Cerita ihwal dunia jawara saat itu, Bang Pi'i jawara paling beken se-Batavia. Di waktu senggang, di tengah keramaian kawasan Senen ia sempat beberapa kali unjuk kebolehan. Ditebarnya tinggi-tinggi ke atas beberapa buah kelapa, ia tetap berdiri santai, kedua matanya menatap ke depan, lalu buah-buah kelapa itu meluncur deras ke bawah. Sesaat setengah jengkal buah-buah kelapa itu hampir menimpa kepalanya lalu tanpa melihat ke arah buah-buah kelapa itu tiba-tiba goloknya sudah keluar dari sarung dan berkelebatan secepat kilat mencacah seluruh buah kelapa menjadi potongan kecil-kecil tanpa tersisa. Semua penonton leletkan lidah menyaksikan atraksi tersebut.

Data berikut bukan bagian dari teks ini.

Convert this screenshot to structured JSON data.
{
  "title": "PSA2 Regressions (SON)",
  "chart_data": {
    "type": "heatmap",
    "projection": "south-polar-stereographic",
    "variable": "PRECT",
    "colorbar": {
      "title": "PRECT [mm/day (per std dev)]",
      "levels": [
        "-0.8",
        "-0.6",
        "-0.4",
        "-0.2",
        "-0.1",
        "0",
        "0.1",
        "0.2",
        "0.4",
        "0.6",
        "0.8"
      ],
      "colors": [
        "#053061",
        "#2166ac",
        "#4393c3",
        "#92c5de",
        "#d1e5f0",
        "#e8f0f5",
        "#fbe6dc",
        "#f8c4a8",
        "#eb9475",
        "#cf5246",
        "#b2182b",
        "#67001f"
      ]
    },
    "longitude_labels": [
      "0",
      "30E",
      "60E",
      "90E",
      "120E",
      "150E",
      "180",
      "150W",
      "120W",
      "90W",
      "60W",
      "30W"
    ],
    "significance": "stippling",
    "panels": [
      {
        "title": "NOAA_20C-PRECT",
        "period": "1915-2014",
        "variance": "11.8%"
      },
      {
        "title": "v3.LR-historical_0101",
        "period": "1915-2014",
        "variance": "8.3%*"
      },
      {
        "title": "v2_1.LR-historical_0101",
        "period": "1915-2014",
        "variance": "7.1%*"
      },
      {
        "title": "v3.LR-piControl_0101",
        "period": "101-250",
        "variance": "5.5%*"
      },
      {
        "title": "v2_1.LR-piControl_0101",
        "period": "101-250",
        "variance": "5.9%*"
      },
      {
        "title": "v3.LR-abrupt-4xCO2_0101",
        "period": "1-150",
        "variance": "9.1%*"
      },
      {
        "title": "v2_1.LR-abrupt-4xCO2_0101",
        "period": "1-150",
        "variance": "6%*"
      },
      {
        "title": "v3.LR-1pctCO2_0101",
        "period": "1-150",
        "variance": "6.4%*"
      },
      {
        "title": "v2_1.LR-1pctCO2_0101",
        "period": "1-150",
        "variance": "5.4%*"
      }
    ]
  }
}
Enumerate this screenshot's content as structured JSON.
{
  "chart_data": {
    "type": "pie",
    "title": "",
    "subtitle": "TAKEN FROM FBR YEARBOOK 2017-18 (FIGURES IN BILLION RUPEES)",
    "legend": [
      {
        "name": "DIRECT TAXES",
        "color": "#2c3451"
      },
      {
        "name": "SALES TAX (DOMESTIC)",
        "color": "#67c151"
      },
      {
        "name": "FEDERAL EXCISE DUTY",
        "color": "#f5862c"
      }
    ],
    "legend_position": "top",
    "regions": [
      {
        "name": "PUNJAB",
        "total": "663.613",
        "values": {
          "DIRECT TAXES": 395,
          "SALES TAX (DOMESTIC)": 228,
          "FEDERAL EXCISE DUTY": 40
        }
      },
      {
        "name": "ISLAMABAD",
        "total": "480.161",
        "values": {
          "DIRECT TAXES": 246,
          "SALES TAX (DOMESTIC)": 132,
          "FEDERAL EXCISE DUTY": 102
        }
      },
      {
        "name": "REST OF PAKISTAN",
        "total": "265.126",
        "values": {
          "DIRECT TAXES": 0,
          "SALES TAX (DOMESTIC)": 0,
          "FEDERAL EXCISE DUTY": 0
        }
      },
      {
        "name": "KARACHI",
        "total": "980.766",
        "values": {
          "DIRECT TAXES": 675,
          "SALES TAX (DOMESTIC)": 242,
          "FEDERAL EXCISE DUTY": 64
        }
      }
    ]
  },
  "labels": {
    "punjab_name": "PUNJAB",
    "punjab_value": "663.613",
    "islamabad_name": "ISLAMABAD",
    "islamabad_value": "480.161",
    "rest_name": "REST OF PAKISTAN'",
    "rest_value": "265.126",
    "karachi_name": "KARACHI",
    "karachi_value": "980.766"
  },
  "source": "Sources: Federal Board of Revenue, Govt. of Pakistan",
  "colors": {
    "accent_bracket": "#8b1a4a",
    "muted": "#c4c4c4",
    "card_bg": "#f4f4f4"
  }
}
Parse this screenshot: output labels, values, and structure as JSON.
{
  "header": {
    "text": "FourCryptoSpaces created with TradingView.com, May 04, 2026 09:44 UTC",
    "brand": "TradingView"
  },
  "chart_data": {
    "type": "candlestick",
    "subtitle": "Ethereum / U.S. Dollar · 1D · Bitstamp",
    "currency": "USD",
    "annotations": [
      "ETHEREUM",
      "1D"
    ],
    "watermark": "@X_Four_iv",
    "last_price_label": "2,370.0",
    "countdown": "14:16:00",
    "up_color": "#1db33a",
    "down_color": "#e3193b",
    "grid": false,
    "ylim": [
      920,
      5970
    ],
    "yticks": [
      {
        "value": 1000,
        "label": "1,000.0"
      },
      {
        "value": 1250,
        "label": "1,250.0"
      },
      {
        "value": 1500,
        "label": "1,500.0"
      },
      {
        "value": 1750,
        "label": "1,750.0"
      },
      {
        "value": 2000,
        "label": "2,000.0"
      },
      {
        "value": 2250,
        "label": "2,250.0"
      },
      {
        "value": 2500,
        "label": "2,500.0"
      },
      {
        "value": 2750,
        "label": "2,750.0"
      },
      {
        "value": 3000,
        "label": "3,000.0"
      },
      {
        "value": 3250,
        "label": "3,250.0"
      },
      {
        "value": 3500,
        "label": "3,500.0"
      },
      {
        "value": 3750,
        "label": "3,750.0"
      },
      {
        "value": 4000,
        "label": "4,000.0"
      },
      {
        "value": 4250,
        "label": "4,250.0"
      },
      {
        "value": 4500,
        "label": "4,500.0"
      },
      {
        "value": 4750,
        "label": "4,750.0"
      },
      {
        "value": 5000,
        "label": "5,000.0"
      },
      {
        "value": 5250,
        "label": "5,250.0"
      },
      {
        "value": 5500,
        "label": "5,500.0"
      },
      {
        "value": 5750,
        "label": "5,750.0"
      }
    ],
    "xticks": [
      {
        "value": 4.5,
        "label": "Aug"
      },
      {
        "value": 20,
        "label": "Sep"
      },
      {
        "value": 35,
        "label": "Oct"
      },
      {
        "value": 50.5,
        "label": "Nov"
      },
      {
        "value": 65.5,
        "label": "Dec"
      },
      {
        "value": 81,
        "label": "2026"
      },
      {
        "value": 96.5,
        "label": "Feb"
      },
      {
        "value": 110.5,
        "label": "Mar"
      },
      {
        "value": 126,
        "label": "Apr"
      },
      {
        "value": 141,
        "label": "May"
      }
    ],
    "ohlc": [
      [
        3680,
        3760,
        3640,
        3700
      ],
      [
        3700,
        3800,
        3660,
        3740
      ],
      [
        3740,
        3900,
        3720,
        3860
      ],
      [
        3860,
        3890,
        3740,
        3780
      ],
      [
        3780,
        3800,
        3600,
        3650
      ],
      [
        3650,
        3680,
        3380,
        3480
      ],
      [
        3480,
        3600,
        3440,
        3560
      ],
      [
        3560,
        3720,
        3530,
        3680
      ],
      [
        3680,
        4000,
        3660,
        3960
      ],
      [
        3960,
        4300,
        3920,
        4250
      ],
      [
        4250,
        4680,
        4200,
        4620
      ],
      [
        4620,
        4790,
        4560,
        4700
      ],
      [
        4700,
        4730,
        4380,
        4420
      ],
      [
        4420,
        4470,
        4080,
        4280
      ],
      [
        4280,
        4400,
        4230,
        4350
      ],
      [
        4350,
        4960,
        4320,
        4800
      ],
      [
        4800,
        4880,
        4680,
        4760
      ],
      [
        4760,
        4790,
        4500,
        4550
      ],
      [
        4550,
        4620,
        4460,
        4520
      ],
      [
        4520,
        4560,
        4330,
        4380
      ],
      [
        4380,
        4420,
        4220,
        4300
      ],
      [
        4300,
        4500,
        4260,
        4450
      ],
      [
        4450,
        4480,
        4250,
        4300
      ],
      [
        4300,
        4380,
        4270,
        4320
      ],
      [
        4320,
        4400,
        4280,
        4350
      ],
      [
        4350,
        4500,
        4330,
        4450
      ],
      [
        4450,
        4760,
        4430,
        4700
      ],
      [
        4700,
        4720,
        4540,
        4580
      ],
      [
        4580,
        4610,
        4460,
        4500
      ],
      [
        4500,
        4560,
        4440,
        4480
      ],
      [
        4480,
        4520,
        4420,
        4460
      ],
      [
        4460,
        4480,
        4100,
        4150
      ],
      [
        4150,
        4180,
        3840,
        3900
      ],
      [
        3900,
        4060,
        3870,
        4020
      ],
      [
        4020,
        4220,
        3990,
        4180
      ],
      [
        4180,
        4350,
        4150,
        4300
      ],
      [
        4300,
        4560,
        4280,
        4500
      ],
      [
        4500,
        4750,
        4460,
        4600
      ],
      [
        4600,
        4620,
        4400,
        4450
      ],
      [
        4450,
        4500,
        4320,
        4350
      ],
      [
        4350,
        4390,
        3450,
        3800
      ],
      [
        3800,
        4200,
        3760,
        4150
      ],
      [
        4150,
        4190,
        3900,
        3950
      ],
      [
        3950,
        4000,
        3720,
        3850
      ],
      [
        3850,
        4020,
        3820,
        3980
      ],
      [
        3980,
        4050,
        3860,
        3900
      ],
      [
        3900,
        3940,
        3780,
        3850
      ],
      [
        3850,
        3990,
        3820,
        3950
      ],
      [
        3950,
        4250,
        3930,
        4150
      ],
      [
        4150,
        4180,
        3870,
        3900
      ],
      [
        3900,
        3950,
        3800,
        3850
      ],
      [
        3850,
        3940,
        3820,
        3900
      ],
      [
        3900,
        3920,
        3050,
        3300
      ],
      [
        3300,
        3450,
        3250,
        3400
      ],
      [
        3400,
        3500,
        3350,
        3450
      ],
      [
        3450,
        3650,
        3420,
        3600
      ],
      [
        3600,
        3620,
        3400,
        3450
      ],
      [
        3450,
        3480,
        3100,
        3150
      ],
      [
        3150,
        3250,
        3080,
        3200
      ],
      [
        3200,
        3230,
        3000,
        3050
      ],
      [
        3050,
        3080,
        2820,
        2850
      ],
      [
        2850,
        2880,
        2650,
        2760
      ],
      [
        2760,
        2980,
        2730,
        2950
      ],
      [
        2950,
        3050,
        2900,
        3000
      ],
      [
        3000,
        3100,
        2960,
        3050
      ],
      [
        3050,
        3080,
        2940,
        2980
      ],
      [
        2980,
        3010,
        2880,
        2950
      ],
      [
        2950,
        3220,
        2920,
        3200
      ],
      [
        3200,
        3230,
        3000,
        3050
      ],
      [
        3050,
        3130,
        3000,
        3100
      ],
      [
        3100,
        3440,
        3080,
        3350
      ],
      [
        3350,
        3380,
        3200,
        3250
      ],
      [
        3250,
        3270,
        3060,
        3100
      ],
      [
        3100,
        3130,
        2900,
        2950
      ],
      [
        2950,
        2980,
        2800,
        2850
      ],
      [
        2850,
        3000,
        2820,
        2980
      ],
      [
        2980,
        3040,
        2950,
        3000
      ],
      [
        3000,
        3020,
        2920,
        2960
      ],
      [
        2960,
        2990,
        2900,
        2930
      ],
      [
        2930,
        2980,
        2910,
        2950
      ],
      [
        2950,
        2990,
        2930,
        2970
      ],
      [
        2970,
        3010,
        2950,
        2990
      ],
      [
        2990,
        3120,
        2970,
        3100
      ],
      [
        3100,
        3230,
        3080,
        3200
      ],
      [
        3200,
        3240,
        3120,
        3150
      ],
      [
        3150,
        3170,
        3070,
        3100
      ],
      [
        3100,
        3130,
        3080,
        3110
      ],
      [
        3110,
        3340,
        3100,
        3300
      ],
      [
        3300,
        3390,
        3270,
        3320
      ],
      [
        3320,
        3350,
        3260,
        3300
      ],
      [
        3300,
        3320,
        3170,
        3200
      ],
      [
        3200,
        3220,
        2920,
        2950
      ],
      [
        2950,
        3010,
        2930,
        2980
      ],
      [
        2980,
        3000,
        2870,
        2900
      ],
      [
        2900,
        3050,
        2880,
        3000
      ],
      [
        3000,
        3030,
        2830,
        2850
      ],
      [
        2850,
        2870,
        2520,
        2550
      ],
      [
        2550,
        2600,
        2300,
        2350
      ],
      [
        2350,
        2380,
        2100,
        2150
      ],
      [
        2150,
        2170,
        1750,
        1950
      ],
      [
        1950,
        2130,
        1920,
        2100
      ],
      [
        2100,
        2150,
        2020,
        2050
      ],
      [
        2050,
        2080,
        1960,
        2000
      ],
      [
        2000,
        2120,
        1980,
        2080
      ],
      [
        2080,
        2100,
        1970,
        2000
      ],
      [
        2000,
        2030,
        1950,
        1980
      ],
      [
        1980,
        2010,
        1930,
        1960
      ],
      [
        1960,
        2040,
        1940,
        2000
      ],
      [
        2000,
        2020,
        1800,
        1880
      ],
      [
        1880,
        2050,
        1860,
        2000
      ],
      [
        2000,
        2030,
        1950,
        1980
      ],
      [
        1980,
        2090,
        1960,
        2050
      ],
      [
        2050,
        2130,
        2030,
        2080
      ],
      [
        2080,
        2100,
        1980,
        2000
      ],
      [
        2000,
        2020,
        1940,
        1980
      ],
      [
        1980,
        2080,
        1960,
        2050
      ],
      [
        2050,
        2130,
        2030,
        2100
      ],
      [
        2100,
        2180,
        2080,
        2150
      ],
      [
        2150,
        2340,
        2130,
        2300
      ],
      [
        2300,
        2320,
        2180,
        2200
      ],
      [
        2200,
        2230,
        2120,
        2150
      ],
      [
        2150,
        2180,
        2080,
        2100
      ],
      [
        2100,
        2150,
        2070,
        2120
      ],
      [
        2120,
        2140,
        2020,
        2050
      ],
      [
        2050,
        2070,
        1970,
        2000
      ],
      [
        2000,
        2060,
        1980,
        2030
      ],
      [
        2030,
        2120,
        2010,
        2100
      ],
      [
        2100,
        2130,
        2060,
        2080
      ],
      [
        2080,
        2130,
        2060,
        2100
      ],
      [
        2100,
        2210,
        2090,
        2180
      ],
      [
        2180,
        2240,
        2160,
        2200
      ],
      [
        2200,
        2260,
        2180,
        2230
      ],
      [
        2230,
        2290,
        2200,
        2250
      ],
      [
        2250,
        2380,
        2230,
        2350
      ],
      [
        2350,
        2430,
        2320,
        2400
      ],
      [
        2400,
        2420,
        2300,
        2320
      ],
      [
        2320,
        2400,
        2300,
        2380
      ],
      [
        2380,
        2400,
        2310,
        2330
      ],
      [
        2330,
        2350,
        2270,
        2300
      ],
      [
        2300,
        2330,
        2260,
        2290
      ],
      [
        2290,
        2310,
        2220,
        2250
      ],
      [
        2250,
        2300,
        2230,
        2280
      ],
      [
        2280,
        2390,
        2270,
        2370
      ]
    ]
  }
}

Menjadi jawara papan atas di era penjajahan jelas tidak mudah. Bukan hanya mengandalkan ketinggian dan kecepatan ilmu silat luar, keahlian permainan golok atau kekuatan tenaga dalam saja. Tapi selain setiap titik di tubuhnya harus kebal senjata tajam, kulit tubuhnya juga harus mampu menahan terjangan pelor kumpeni. Masih belum termasuk jawara papan atas jika belum sampai pada titik ini. Dan lebih dari pada yang dibayangkan, gelar jawara itu baru layak disandangkan jika ia mengerti ilmu agama. Maka jaman dulu, hampir tidak ada anak Betawi yang kecilnya tidak mengaji. Semua jawara Betawi itu mengerti ilmu agama.

Kepopuleran sebuah nama jawara juga sudah cukup mengundang para jawara papan atas turun gunung buat menjajal ilmu. Belum lagi konfrontasi dengan aparat pemerintah Hindia Belanda yang selalu mencurigai sepak terjang para jawara yang biasanya pro perjuangan pribumi. Hal ini membuat kondisi para jawara bisa menjadi rumit. Dalam riwayatnya, Bang Pi'i seringkali dicari para jawara papan atas yang memutuskan turun gunung karena mendengar ihwal Bang Pi'i. Mereka datang dari Kemayoran, Pekojan, Condet, Manggarai, Depok, Bogor, Tangerang, atau Bekasi. Jika kebetulan Bang Pi'i tidak sedang berada di kawasan Senen, para jawara akan menunggunya hingga ia datang. Sejauh ini Bang Pi'i mampu menghadapi para jawara tersebut, kecuali dua orang jawara sakti. Bang Pi'i akan berpikir seribu kali untuk bertarung dengan keduanya. Jika ada kesempatan sejarahnya akan dikisahkan di lain waktu.